At a Glance
- Blue Cross Blue Shield of Michigan postpones 50% reimbursement cuts.
- Osteopathic associations led advocacy efforts against the billing change.
- The policy targeted same-day evaluation and procedure compensation.
Blue Cross Blue Shield of Michigan has officially postponed the implementation of a new policy that would have significantly altered reimbursement rates for healthcare providers across the state. This decision follows intensive discussions with the American Osteopathic Association and the Michigan Osteopathic Association regarding the use of Modifier 25. The policy was originally scheduled to take effect in early 2024 but will now remain on hold while stakeholders evaluate its potential impact. This move signals a willingness to engage in further dialogue with medical professionals regarding clinical workflows and fair compensation.

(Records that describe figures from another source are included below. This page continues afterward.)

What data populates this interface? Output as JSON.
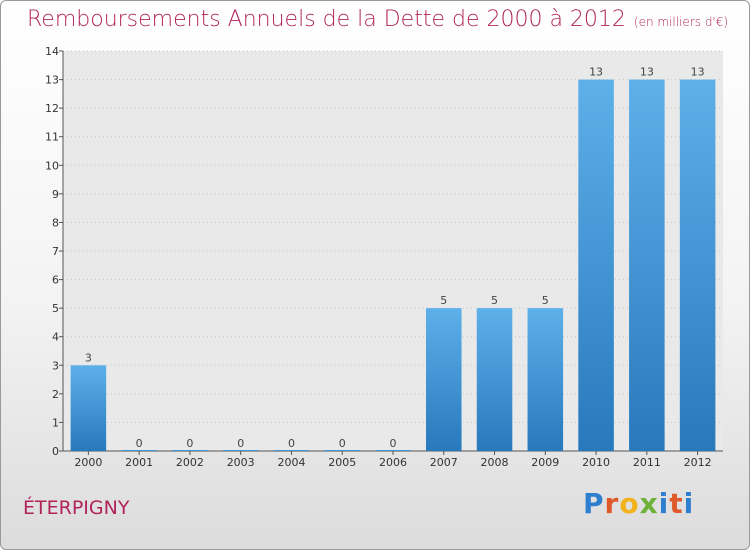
{
  "title": "Remboursements Annuels de la Dette de 2000 à 2012",
  "subtitle": "(en milliers d'€)",
  "commune": "ÉTERPIGNY",
  "logo": {
    "text": "Proxiti",
    "letters": [
      {
        "ch": "P",
        "color": "#2f7fd1"
      },
      {
        "ch": "r",
        "color": "#e0592a"
      },
      {
        "ch": "o",
        "color": "#f2b21b"
      },
      {
        "ch": "x",
        "color": "#6fb23a"
      },
      {
        "ch": "i",
        "color": "#2f7fd1"
      },
      {
        "ch": "t",
        "color": "#e0592a"
      },
      {
        "ch": "i",
        "color": "#2f7fd1"
      }
    ]
  },
  "colors": {
    "title": "#b0245a",
    "bar_top": "#5eb0ea",
    "bar_bottom": "#2779bc",
    "grid": "#c8c8c8",
    "plot_bg": "#e9e9e9"
  },
  "chart_data": {
    "type": "bar",
    "categories": [
      "2000",
      "2001",
      "2002",
      "2003",
      "2004",
      "2005",
      "2006",
      "2007",
      "2008",
      "2009",
      "2010",
      "2011",
      "2012"
    ],
    "values": [
      3,
      0,
      0,
      0,
      0,
      0,
      0,
      5,
      5,
      5,
      13,
      13,
      13
    ],
    "data_labels": [
      "3",
      "0",
      "0",
      "0",
      "0",
      "0",
      "0",
      "5",
      "5",
      "5",
      "13",
      "13",
      "13"
    ],
    "ylim": [
      0,
      14
    ],
    "yticks": [
      0,
      1,
      2,
      3,
      4,
      5,
      6,
      7,
      8,
      9,
      10,
      11,
      12,
      13,
      14
    ],
    "ytick_labels": [
      "0",
      "1",
      "2",
      "3",
      "4",
      "5",
      "6",
      "7",
      "8",
      "9",
      "10",
      "11",
      "12",
      "13",
      "14"
    ],
    "grid": true,
    "xlabel": "",
    "ylabel": ""
  }
}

Advocacy and Clinical Impact
Osteopathic physicians often perform manipulative treatments during the same visit as a standard medical evaluation. The proposed policy aimed to reduce payment for these evaluation and management services by 50% when billed alongside a procedure. This change would have created financial pressure on independent practices and potentially limited patient access to immediate care. Many doctors argued that the reduction ignored the resources required for a full diagnosis.
The American Osteopathic Association argued that the policy failed to account for the additional work required for distinct services. By reducing payments, the insurer risked disincentivizing the "one-stop" care model that many patients prefer for chronic pain management. Representatives from Blue Cross Blue Shield of Michigan met with physician groups to hear these concerns directly before the scheduled rollout. These meetings allowed for a detailed review of how Modifier 25 is applied in everyday practice.
Medical associations expressed that the Modifier 25 designation is necessary to ensure fair compensation for complex diagnostic work. Without it, doctors might be forced to schedule multiple appointments for issues that could be resolved in a single visit. This administrative burden would affect both the provider's schedule and the patient's out-of-pocket costs. The associations provided case studies showing how the policy would disproportionately affect primary care clinics.
The Michigan Osteopathic Association also highlighted the potential for increased long-term costs if patients delay treatment due to scheduling hurdles. They argued that immediate intervention often prevents minor issues from becoming more severe medical problems. This perspective shifted the conversation from simple cost-cutting to the value of early clinical intervention.
"This postponement is a testament to the power of physician advocacy and the importance of maintaining a dialogue between payers and the medical community. We appreciate Blue Cross Blue Shield of Michigan’s willingness to listen to our concerns about how this policy would impact patient care."
— Ira P. Monka, DO, President of the American Osteopathic Association

Insurance Rationale and Negotiations
Insurance providers often introduce these billing changes to control rising healthcare costs and ensure billing accuracy. BCBSM initially defended the policy as a way to align with certain national standards and reduce redundant payments for overlapping services. However, the pushback from the osteopathic community highlighted specific clinical scenarios where the policy was deemed inappropriate. The insurer acknowledged that a one-size-fits-all approach might not work for all medical specialties.
The Michigan Osteopathic Association played a central role in documenting how the cuts would affect local clinics. They provided data showing that osteopathic manipulative treatment is a distinct service from a standard physical exam. This evidence helped convince the insurer that a broad application of the reimbursement cut could be detrimental to the state's healthcare infrastructure. The data emphasized that physicians spend significant time on both the evaluation and the subsequent treatment.
While the policy is currently postponed, the insurer has not permanently cancelled the initiative. Both parties are expected to continue negotiations to find a middle ground that ensures fiscal responsibility without compromising physician compensation. Future iterations of the policy may include exemptions for specific specialties or procedure codes that require intensive evaluation. These discussions will likely involve a more granular review of billing codes and historical data.
The outcome of these negotiations will serve as a bellwether for other states facing similar policy shifts. Industry analysts suggest that insurers are looking for ways to manage the high volume of Modifier 25 claims. However, the Michigan case proves that organized opposition can successfully delay changes that threaten the viability of medical practices. Both sides remain committed to a resolution that balances cost management with clinical necessity.
The delay provides a temporary reprieve for Michigan physicians who were bracing for a significant drop in revenue. It also underscores the influence of organized medical societies in shaping insurance policies that affect clinical practice. Moving forward, the industry will watch closely to see if other regional insurers follow this lead or proceed with similar measures. For now, patients can continue to receive multiple services in a single visit without new billing restrictions or increased scheduling delays.